The voice at the other end was strangely hoarse and completely unfamiliar to him. “Gibson’s Furniture Factory on the York Road — interesting place — they even make their own booze. You’d better get round here quick and bring the Fire Brigade with you.” He chuckled harshly. “I do hope Vernon’s insured.”

Craig replaced the receiver and looked at the luminous dial of his watch. He was running late, but there was nothing he could do about that now. He waited exactly four minutes, went back downstairs and climbed into the cab of the truck.

He pulled out the choke, pressed the starter and the engine burst into life with a shattering roar. There was a cry of alarm from the landing above his head and he rammed the stick into first gear, let in the clutch sharply and accelerated. The doors burst open and the truck rolled out into the yard. Craig swerved sharply, braking to a halt near the outside gates, switched off and jumped to the ground taking the ignition key with him.

He struck a match quickly and tossed it onto the stacked crates, picked up his jerry can, turned and ran into the shadows. Somewhere in the night, the jangle of a police car’s bell sounded ominously.

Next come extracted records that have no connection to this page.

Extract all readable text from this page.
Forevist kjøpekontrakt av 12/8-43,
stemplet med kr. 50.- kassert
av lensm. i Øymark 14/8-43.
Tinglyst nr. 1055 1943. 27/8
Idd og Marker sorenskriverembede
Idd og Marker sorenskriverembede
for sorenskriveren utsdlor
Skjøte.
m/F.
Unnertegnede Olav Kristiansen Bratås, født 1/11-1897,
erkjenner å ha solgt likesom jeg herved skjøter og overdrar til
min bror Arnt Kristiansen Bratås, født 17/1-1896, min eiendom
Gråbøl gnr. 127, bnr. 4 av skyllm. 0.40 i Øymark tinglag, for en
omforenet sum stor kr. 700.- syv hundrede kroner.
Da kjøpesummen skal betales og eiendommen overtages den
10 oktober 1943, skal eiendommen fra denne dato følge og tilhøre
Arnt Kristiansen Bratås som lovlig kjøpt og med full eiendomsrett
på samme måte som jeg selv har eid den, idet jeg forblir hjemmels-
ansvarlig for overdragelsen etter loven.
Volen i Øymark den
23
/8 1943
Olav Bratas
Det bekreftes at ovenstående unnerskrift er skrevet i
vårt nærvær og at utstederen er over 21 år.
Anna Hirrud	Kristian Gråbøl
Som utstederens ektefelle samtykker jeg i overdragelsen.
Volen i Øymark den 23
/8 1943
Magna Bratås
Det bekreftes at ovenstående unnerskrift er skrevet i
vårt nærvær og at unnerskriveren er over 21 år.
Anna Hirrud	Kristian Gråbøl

When he drifted into the side of the canal below the wall of his own factory yard five minutes later, there was already a considerable disturbance in the vicinity of the furniture factory and a red glow stained the darkness, flames leaping into the night from the stack of burning crates.

He took a knife from his pocket and slashed the dinghy in several places, forcing out all air so that he was able to stuff it into the hold-all again, then he tossed it over the wall with the jerry can and followed them.

He left the can with a stack of similar ones on his way through the garage and returned to the tenth floor in the service lift. The moment he was safely inside his office, he reached for the ’phone and dialled his home. As before, the receiver was lifted instantly at the other end.